Son successeur, M. Béji Caid Essebsi, a vite fait d’oublier toutes ses promesses électorales, de pactiser avec ses pires ennemis et de prendre partie pour les intérêts de sa famille. Et ce, au détriment de ceux de la nation. L’une et l’autre ont perdu. L’une et l’autre sont en train de payer les frais du choix désastreux du fondateur de Nida Tounes.

Neuf ans déjà et le cauchemar se poursuit.

L’actuel président, M. Kais Saied, a soulevé d’énormes espoirs, notamment parmi les jeunes qui l’ont élu avec un enthousiasme débordant. Jusqu’à présent, il n’a rien fait d’autre pour ces jeunes que de les serrer paternellement dans ses bras et de les embrasser avec effusion sur la tête.  Que pourra-t-il leur offrir à la fin de l’état de grâce qui ne saurait tarder ? Pas grand-chose quand on sait la petitesse de ses prérogatives constitutionnelles et l’immensité de la crise économique et sociale du pays.
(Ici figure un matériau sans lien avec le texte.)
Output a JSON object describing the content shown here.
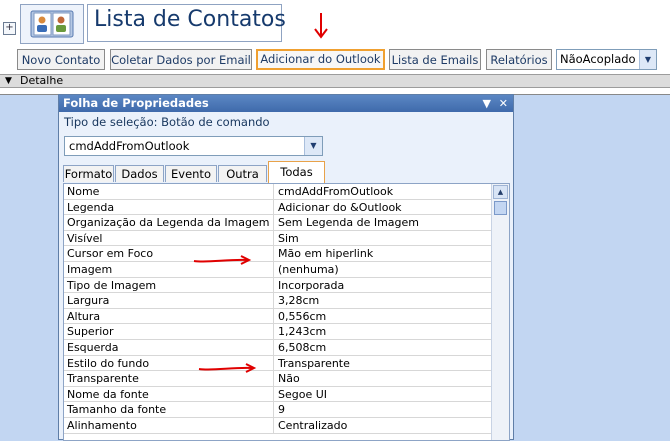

Mais il ne faut pas perdre de vue le fait que la réponse à la crise en général et aux attentes des jeunes en particulier est du ressort de la Kasbah et non de Carthage. Or, la Kasbah attend le gouvernement issu des élections du 23 octobre. Et le chef désigné pour le former continue imperturbablement de siroter le thé avec la multitude de visiteurs qui défilent les uns après les autres. Quand est-ce qu’il formera ce gouvernement ? « Quand Dieu le veut ». Voilà où nous en sommes près d’une décennie après « la glorieuse révolution du 17 décembre-14 janvier ».
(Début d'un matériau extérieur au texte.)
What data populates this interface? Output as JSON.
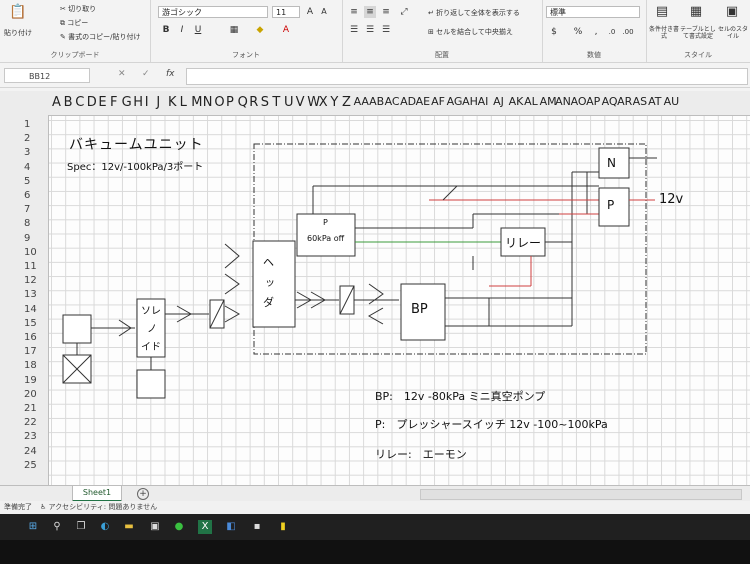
{
  "ribbon": {
    "clipboard": {
      "paste": "貼り付け",
      "cut": "切り取り",
      "copy": "コピー",
      "format_painter": "書式のコピー/貼り付け",
      "label": "クリップボード"
    },
    "font": {
      "name": "游ゴシック",
      "size": "11",
      "label": "フォント"
    },
    "alignment": {
      "wrap": "折り返して全体を表示する",
      "merge": "セルを結合して中央揃え",
      "label": "配置"
    },
    "number": {
      "format": "標準",
      "label": "数値"
    },
    "styles": {
      "conditional": "条件付き書式",
      "table": "テーブルとして書式設定",
      "cell": "セルのスタイル",
      "label": "スタイル"
    }
  },
  "formula_bar": {
    "name_box": "BB12",
    "fx": "fx",
    "content": ""
  },
  "columns": [
    "A",
    "B",
    "C",
    "D",
    "E",
    "F",
    "G",
    "H",
    "I",
    "J",
    "K",
    "L",
    "M",
    "N",
    "O",
    "P",
    "Q",
    "R",
    "S",
    "T",
    "U",
    "V",
    "W",
    "X",
    "Y",
    "Z",
    "AA",
    "AB",
    "AC",
    "AD",
    "AE",
    "AF",
    "AG",
    "AH",
    "AI",
    "AJ",
    "AK",
    "AL",
    "AM",
    "AN",
    "AO",
    "AP",
    "AQ",
    "AR",
    "AS",
    "AT",
    "AU"
  ],
  "rows": [
    "1",
    "2",
    "3",
    "4",
    "5",
    "6",
    "7",
    "8",
    "9",
    "10",
    "11",
    "12",
    "13",
    "14",
    "15",
    "16",
    "17",
    "18",
    "19",
    "20",
    "21",
    "22",
    "23",
    "24",
    "25"
  ],
  "diagram": {
    "title": "バキュームユニット",
    "spec": "Spec：12v/-100kPa/3ポート",
    "solenoid": [
      "ソレ",
      "ノ",
      "イド"
    ],
    "header_box": [
      "ヘ",
      "ッ",
      "ダ"
    ],
    "pressure_switch": [
      "P",
      "60kPa off"
    ],
    "relay": "リレー",
    "pump": "BP",
    "power_n": "N",
    "power_p": "P",
    "voltage": "12v",
    "legend": [
      "BP:　12v -80kPa ミニ真空ポンプ",
      "P:　プレッシャースイッチ 12v -100~100kPa",
      "リレー:　エーモン"
    ]
  },
  "sheet_tab": "Sheet1",
  "status": {
    "ready": "準備完了",
    "accessibility": "アクセシビリティ: 問題ありません"
  },
  "colors": {
    "accent": "#217346",
    "wire_red": "#d04040",
    "wire_green": "#3a9a3a"
  }
}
Albert Einstein a dit que le sommet de l’imbécillité est de s’entêter à faire toujours la même expérience et d’attendre à chaque fois un résultat différent. Ceci ne s’applique-t-il pas à nous ? Que faisons-nous depuis 2011 jusqu’à 2019 sinon élire les mêmes incompétents tout en attendant d’eux des résultats différents ? Neuf ans déjà et le cauchemar se poursuit.